The CB1 receptor is like a lock in our brain that only matches certain keys. Tetrahydrocannabinol (THC), the psychoactive compound in marijuana, is one such key. It can bind to this receptor and unlock those blissed-out feelings. However, CB1 is also an ideal lock for endogenous cannabinoids, which are cannabinoids that our brains produce naturally.
So far, the only drugs available to aid in CUD are known as agonists, which basically cover the keyhole to CB1, so nothing can bind to it, not even endogenous cannabinoids. As a result, we suffer side effects such as drowsiness or brain fog. This signal-specific inhibitor does just that — it inhibits specific signals, in this case, the signals from THC that induce a high. Pier Vincenzo Piazza, a physician as well as Aelis Farma’s CEO, says he and his team were surprised at how well their drug worked at only blocking cannabis’s high-inducing effects.
In their phase 2 clinical trial, 29 volunteers with CUD took one dose of this new drug a day for two weeks. They were given the opportunity to smoke if they wanted, but as the trial went on, they opted not to smoke. The drug was dampening the good feelings of the high and made smoking less desirable.
The reality of cannabis addiction
As with other substances or behaviors, cannabis can be addictive. Haney says that most people wouldn’t consider cannabis to be addictive compared to substances like alcohol, opioids, or cocaine. Rather, CUD comes from how cannabis affects other aspects of the user’s life. Experts characterize this behavior as consistent continued use in spite of resulting problems in someone’s personal and private life. A key sign is if someone wants to use less or quit but can’t.

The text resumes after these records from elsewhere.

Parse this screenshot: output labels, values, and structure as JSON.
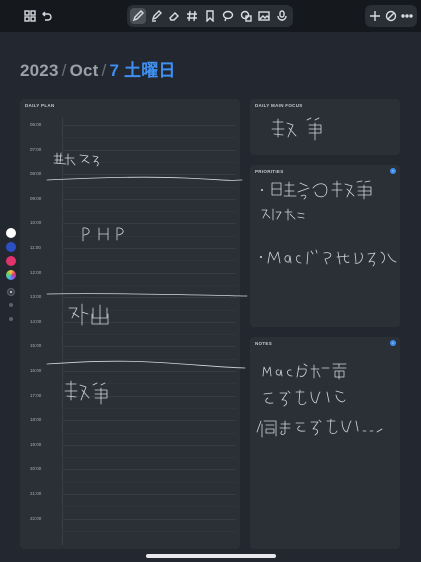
{
  "toolbar": {
    "left_icons": [
      "apps-grid-icon",
      "undo-icon"
    ],
    "tools": [
      "pen-icon",
      "highlighter-icon",
      "eraser-icon",
      "hashtag-icon",
      "bookmark-icon",
      "lasso-icon",
      "shapes-icon",
      "image-icon",
      "microphone-icon"
    ],
    "right_icons": [
      "add-icon",
      "no-hide-icon",
      "more-icon"
    ],
    "active_tool": "pen-icon"
  },
  "header": {
    "year": "2023",
    "sep1": "/",
    "month": "Oct",
    "sep2": "/",
    "day": "7 土曜日"
  },
  "daily_plan": {
    "title": "DAILY PLAN",
    "hours": [
      "06:00",
      "07:00",
      "08:00",
      "09:00",
      "10:00",
      "11:00",
      "12:00",
      "13:00",
      "14:00",
      "15:00",
      "16:00",
      "17:00",
      "18:00",
      "19:00",
      "20:00",
      "21:00",
      "22:00"
    ]
  },
  "daily_main_focus": {
    "title": "DAILY MAIN FOCUS"
  },
  "priorities": {
    "title": "PRIORITIES"
  },
  "notes": {
    "title": "NOTES"
  },
  "palette": {
    "colors": [
      "#ffffff",
      "#2d4fc4",
      "#e0336b",
      "#c9a8e8"
    ]
  },
  "handwriting": {
    "plan_0700": "起きる",
    "plan_1000": "PHP",
    "plan_1400": "外出",
    "plan_1700": "執筆",
    "focus": "執筆",
    "priority_1": "日本語の執筆 締め",
    "priority_2": "Macどうにかする",
    "notes_1": "Macが起電",
    "notes_2": "できないと",
    "notes_3": "何もできない…"
  }
}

Cannabis use disorder (CUD) affects an estimated 10 percent of the world’s 193 million cannabis users. CUD still lacks a robust pharmacological treatment. While methadone, for example, commonly treats those addicted to heroin and opioids, no such drug exists for those who can’t control their cannabis intake.
What’s more, the researchers clarify that the goal of treatment isn’t necessarily abstinence. It’s for the user to decide if they want to cut cannabis out entirely or just cut back on how much or how frequently they use it.
The drug still has a ways to go before it reaches consumers. However, Piazza is hopeful that it will be available in about five years. He’s optimistic about its safety profile, saying that between its effectiveness and lack of side effects, this drug is quite promising.
“It sounds very Disneyland, but it’s true,” he tells Inverse.